Nearly 20% of private rented homes are currently ‘E’, ‘F’ or ‘G’ rated. This means they would need considerable investment to bring them up to standard so they could be more at risk of being lost from the rental market, eroding available supply.
Richard Donnell, Executive Director at Zoopla has said:
“Rents are rising more slowly than average earnings, which will be welcome news for renters after three years where rents have risen rapidly. Affordability remains the primary constraint on rental inflation rather than increased supply and greater choice of homes for rent.

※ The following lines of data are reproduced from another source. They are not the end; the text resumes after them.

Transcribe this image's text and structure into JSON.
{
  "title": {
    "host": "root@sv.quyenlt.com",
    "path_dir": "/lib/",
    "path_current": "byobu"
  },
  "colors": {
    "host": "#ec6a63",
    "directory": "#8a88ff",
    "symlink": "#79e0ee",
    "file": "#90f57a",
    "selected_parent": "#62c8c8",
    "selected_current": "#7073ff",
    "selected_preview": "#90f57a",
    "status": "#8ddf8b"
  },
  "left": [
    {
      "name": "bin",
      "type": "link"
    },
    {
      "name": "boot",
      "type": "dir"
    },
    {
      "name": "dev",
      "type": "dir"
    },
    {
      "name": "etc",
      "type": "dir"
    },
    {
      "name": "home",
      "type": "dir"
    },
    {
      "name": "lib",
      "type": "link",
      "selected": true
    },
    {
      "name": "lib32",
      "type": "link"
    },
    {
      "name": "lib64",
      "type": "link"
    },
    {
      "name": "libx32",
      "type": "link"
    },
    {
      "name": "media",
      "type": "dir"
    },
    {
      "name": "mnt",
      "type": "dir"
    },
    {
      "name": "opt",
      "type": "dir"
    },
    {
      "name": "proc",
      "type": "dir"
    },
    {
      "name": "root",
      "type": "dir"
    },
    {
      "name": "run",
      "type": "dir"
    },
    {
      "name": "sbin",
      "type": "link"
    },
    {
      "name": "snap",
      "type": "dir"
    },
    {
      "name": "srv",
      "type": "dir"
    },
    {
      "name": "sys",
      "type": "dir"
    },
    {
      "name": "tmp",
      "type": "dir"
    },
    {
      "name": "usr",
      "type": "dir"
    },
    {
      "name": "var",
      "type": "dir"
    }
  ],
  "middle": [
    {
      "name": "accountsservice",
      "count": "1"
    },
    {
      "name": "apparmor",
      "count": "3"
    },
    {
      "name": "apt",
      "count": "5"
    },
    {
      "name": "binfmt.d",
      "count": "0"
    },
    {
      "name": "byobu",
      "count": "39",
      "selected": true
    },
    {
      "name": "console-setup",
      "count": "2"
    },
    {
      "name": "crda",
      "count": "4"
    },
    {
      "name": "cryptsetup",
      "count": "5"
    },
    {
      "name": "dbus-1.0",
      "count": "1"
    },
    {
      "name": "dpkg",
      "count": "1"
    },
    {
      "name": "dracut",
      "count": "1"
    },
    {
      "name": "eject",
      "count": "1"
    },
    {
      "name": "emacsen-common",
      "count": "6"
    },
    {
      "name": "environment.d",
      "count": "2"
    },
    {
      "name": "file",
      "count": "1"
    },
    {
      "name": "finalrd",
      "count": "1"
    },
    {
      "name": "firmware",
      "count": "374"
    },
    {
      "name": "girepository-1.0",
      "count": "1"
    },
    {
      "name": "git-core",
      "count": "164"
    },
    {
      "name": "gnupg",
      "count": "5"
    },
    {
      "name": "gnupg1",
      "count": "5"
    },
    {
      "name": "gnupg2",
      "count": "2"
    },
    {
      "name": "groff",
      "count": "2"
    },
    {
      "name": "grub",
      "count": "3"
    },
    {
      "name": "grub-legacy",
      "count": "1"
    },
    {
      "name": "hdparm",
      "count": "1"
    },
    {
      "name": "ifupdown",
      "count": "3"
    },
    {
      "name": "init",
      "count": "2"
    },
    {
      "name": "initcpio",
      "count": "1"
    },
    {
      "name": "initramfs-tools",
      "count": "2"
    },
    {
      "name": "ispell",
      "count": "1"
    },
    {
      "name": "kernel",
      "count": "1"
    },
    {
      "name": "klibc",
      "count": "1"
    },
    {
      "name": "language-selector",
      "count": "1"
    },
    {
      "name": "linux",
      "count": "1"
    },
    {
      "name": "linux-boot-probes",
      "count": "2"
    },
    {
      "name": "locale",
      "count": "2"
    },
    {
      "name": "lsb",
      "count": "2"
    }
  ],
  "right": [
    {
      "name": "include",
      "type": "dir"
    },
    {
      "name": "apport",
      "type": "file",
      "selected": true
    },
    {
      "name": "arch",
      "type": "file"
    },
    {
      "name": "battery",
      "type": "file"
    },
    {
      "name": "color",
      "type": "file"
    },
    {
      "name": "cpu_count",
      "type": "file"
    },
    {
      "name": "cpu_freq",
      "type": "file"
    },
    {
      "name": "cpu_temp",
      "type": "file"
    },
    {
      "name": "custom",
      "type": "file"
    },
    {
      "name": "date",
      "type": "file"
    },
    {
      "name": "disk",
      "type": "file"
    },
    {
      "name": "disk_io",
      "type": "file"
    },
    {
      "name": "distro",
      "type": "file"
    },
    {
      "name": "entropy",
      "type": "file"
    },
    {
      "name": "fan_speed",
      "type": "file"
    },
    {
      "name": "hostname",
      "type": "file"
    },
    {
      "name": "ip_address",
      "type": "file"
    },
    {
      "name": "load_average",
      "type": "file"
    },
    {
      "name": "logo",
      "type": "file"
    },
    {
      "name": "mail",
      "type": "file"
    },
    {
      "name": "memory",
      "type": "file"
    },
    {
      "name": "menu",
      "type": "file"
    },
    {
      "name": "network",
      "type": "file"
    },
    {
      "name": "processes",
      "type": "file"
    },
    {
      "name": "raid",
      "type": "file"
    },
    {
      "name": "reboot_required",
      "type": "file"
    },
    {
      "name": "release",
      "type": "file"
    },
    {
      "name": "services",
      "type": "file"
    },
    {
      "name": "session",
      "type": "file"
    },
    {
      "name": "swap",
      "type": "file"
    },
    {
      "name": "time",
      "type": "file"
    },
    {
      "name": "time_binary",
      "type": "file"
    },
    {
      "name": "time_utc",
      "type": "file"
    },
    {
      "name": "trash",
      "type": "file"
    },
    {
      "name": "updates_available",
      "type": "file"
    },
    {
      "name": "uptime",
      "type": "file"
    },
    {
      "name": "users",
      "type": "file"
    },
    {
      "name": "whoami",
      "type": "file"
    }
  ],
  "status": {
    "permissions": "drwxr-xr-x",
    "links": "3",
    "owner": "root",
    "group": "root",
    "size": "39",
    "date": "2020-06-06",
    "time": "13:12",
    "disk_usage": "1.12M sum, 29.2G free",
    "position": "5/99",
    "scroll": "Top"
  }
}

“We expect demand for rented homes to continue to exceed available supply in 2025, keeping a steady upward pressure on rents. The overall stock of private rented homes is unlikely to increase in size in the coming years due to rental reforms and policy changes impacting levels of new investment. It’s important that reforms in the private rented sector are designed and rolled out to minimise the negative impacts on available supply, which hit those with lower incomes hardest.
“We expect rents to increase by three to four per cent over 2025 as slower growth in large cities is offset by faster growth in more affordable markets.”
Allison Thompson, National Lettings Managing Director, Leaders Romans Group told Zoopla:
“The rental market remains under pressure, and while affordability challenges are influencing demand, the bigger concern is the long-term impact of upcoming rental reforms.
“The Renters (Rights) Bill, set to be introduced this year, has the potential to reduce the supply of rental homes, as landlords reconsider their position in the market. Without careful implementation, these changes could exacerbate existing shortages, ultimately putting further upward pressure on rents. Encouraging investment in the private rental sector is crucial to maintaining a balanced market and ensuring tenants have access to a stable supply of homes.”